President-elect Donald Trump has the opportunity to save nuclear power in the U.S., according to an open letter sent to the transition team Monday by a coalition of scientists, environmentalists and economists.
The letter says U.S. nuclear power plants are growing increasingly insolvent due to increased competition from natural gas, highly subsidized green energy and bureaucratic regulations.
A pro-nuclear environmental group, called Environmental Progress, sponsored the letter arguing the U.S nuclear industry is in a state of crisis, shutting down six reactors over the past three years with another five are slated to close. If the nuclear industry collapses, it could be bad for the environment and economy.
“Meeting rising global demand for electricity with advanced nuclear reactors instead of coal will do more to reduce air pollution and mitigate climate change than any number of United Nations treaties,” states the letter. “In the 1960s and 70s, the US was the world leader in nuclear technologies. Today, unfortunately, we are forcing innovative and well-capitalized entrepreneurs like Bill Gates to go abroad to build new projects.”
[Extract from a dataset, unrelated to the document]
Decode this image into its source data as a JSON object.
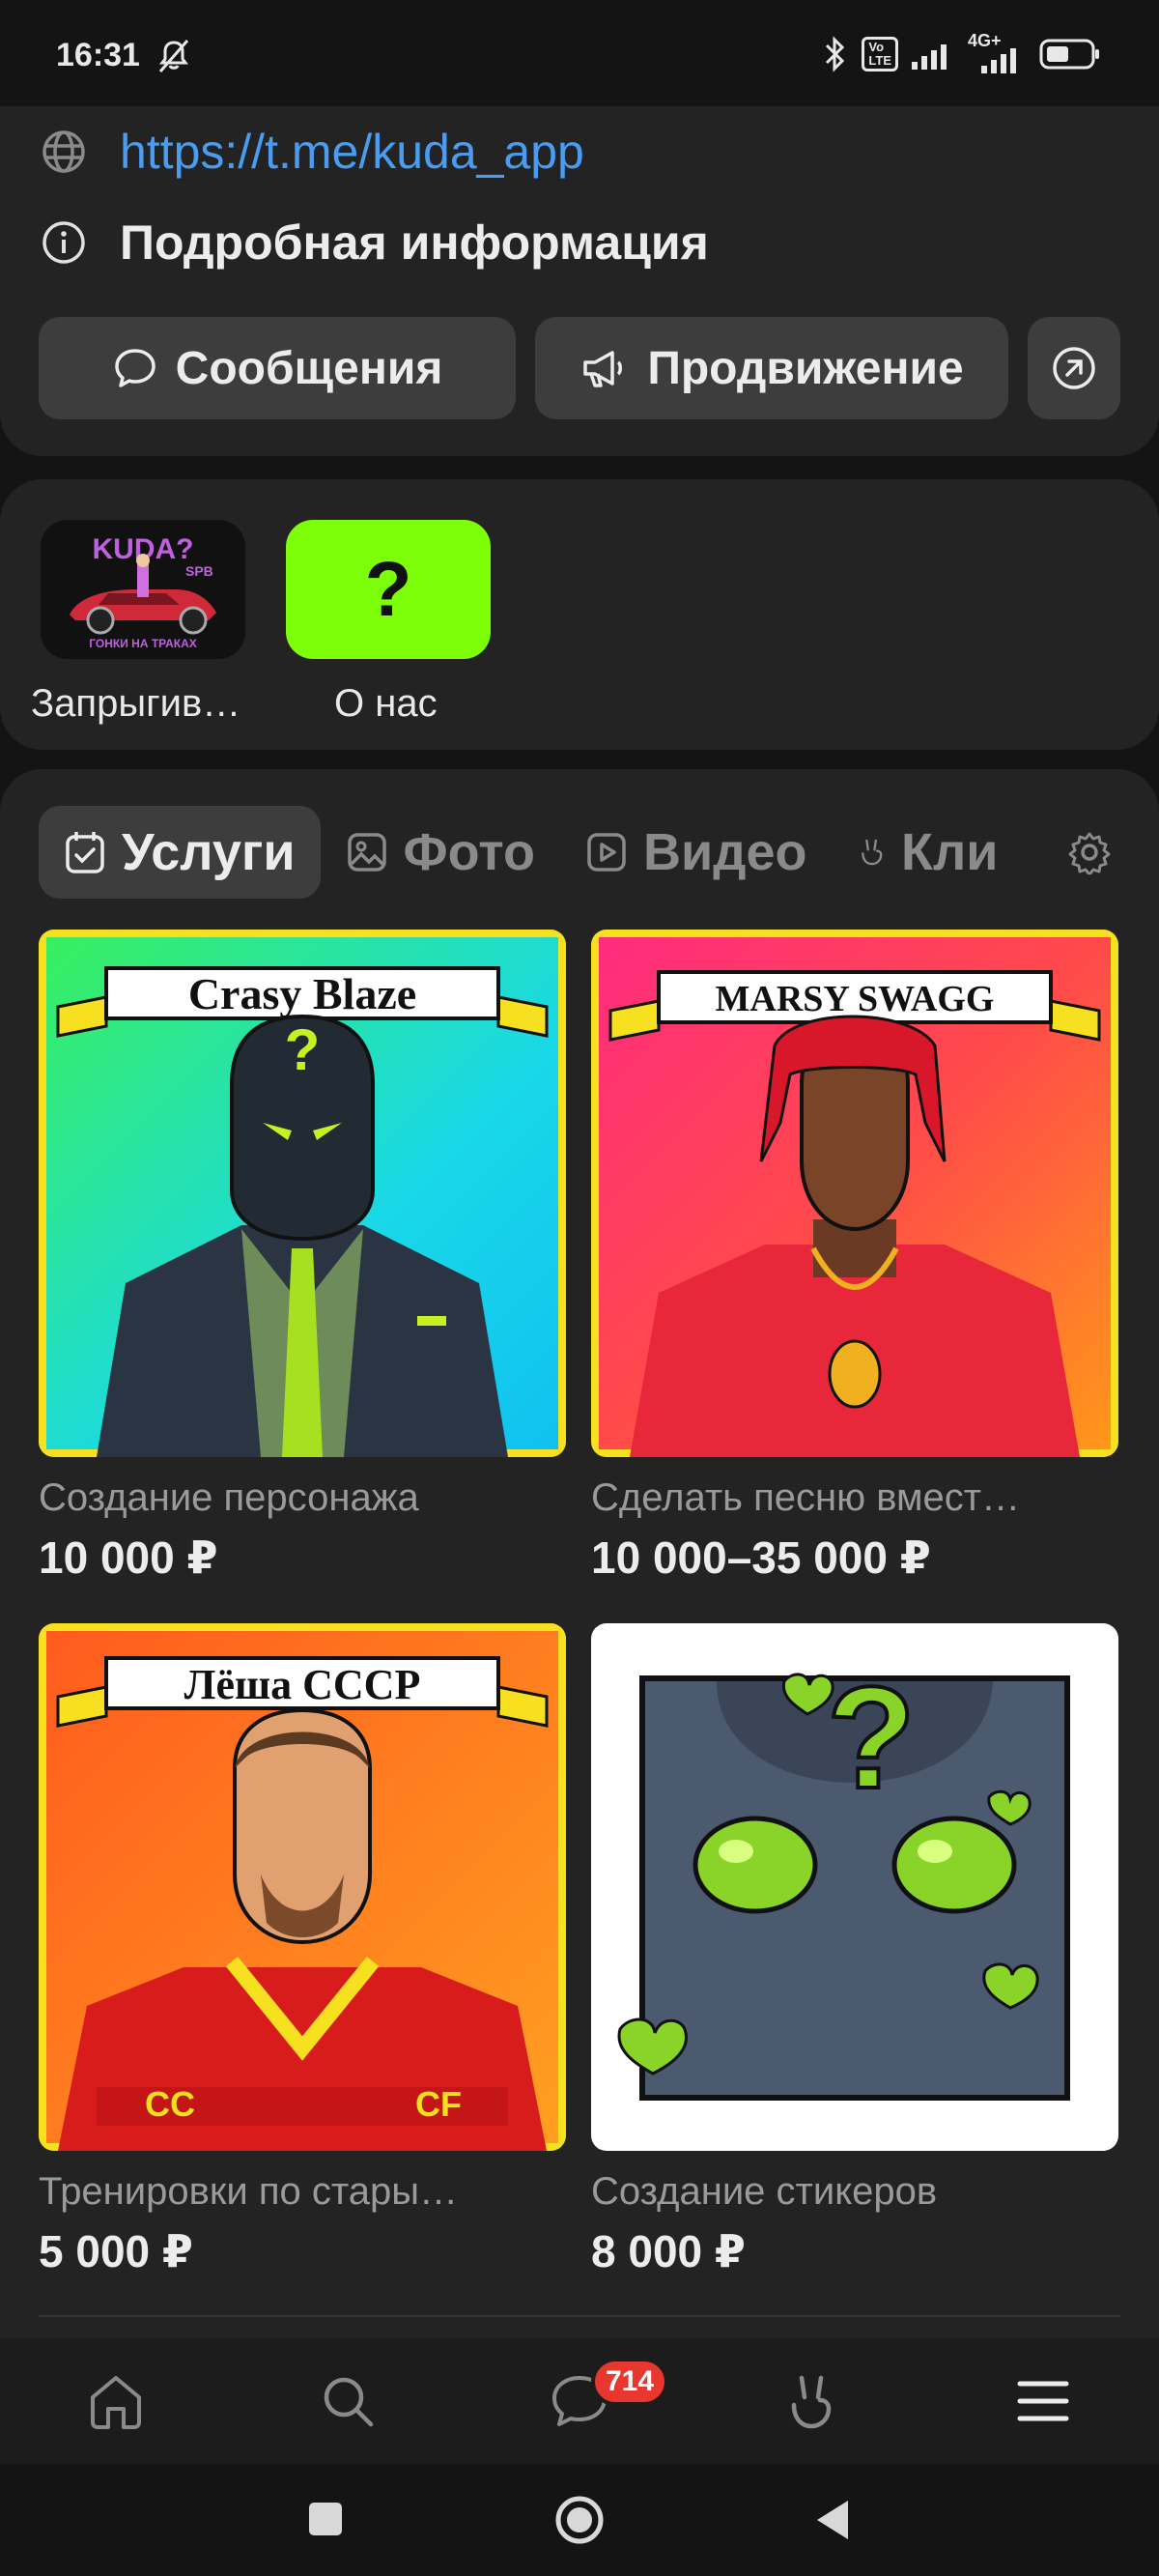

U.S. nuclear plants spend an estimated $4.2 million each year to meet government paperwork requirements and another $4.4 million to pay government-mandated security staff, according to a study by the American Action Forum. In addition to paperwork requirement costs, the average plant spends approximately $14 million on various government fees.
“China is making a big investment in at least five different advanced nuclear designs, and last September signed a deal to develop and manufacture a new nuclear reactor designed by Gates’ company, Terrapower,” the letter continues. “Company officials say they wanted to develop the reactor in the U.S., but outmoded federal licensing regulations made doing so impossible.”
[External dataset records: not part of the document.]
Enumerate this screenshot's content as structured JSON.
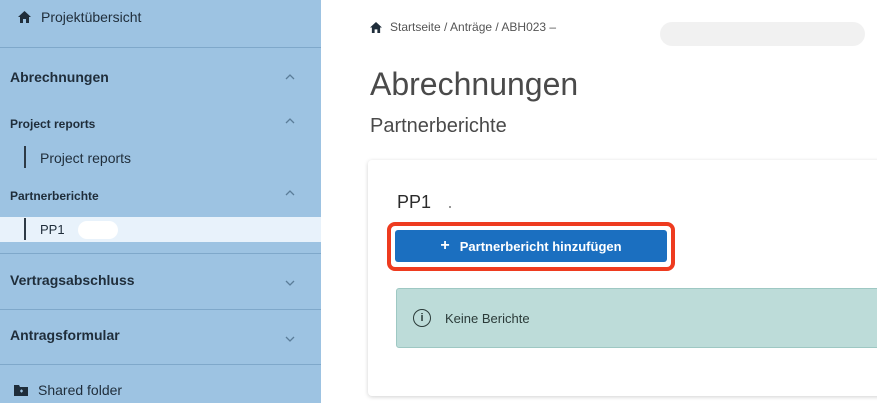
{
  "sidebar": {
    "top_item": {
      "label": "Projektübersicht",
      "icon": "home-icon"
    },
    "sections": [
      {
        "label": "Abrechnungen",
        "icon": "chevron-up-icon"
      },
      {
        "label": "Vertragsabschluss",
        "icon": "chevron-down-icon"
      },
      {
        "label": "Antragsformular",
        "icon": "chevron-down-icon"
      }
    ],
    "subsections": [
      {
        "label": "Project reports",
        "icon": "chevron-up-icon"
      },
      {
        "label": "Partnerberichte",
        "icon": "chevron-up-icon"
      }
    ],
    "leaves": [
      {
        "label": "Project reports"
      },
      {
        "label": "PP1"
      }
    ],
    "shared_folder": {
      "label": "Shared folder",
      "icon": "folder-icon"
    }
  },
  "breadcrumb": {
    "icon": "home-icon",
    "text": "Startseite / Anträge / ABH023 –"
  },
  "main": {
    "title": "Abrechnungen",
    "subtitle": "Partnerberichte",
    "card": {
      "title": "PP1",
      "add_button": "Partnerbericht hinzufügen",
      "add_button_icon": "+",
      "alert_icon": "i",
      "alert_text": "Keine Berichte"
    }
  },
  "colors": {
    "sidebar_bg": "#9dc3e2",
    "active_leaf_bg": "#e8f2fb",
    "primary_button": "#1b6fc0",
    "highlight_border": "#ee3b1f",
    "alert_bg": "#bddcd9"
  }
}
Getting regulatory approval from the Nuclear Regulatory Commission (NRC) to build a new reactor can take up to 25 years. It took 43 years to get approval to build America’s newest nuclear reactor. The NRC requires so much paperwork from nuclear power providers, the average plant requires 86 full-time employees just to go through it all.
The letter was signed by economists from the left-wing Brookings Institution and the right-wing American Enterprise Institute, as well as scientists from the Massachusetts Institute of Technology (MIT), Columbia University and the University of California, Berkeley.
The Breakthrough Institute believes “anyone truly concerned about climate change will need to reconsider their opposition to nuclear. It is the best chance we have to make big reductions in carbon emissions quickly.” The group says nuclear plants are more environmentally friendly in many respects than wind or solar plants, as they take up far less space and don’t require new development.
Breakthrough points out that building new nuclear power plants would accelerate economic growth while slowing global warming. Most environmental groups such as The Sierra Club heavily lobby against nuclear power because they think it leads to “energy over-use and unnecessary economic growth.”
Environmentalists are interested in nuclear power because a single nuclear reactor can prevent 3.1 million tons of carbon-dioxide emissions annually. The Economist calls nuclear energy “the most cost-effective zero-emission technology.” The Wall Street Journal agrees that “[if] the world intends to address the threat of global warming and still satisfy its growing appetite for electricity, it needs an ambitious expansion of nuclear power.”
The letter also points out that China is rapidly overtaking America in nuclear energy, according to an MIT study. China plans to spend $570 billion building more than 60 nuclear power plants over the next decade, which has energy experts worried the U.S. could be left behind on nuclear power.
China intends to have more than 350 gigawatts of nuclear power by 2050, having spent over a trillion dollars in nuclear investment. In comparison, America currently plans to have 100 gigawatts of nuclear power in 2030. A gigawatt of power provides enough energy for roughly 700,000 homes.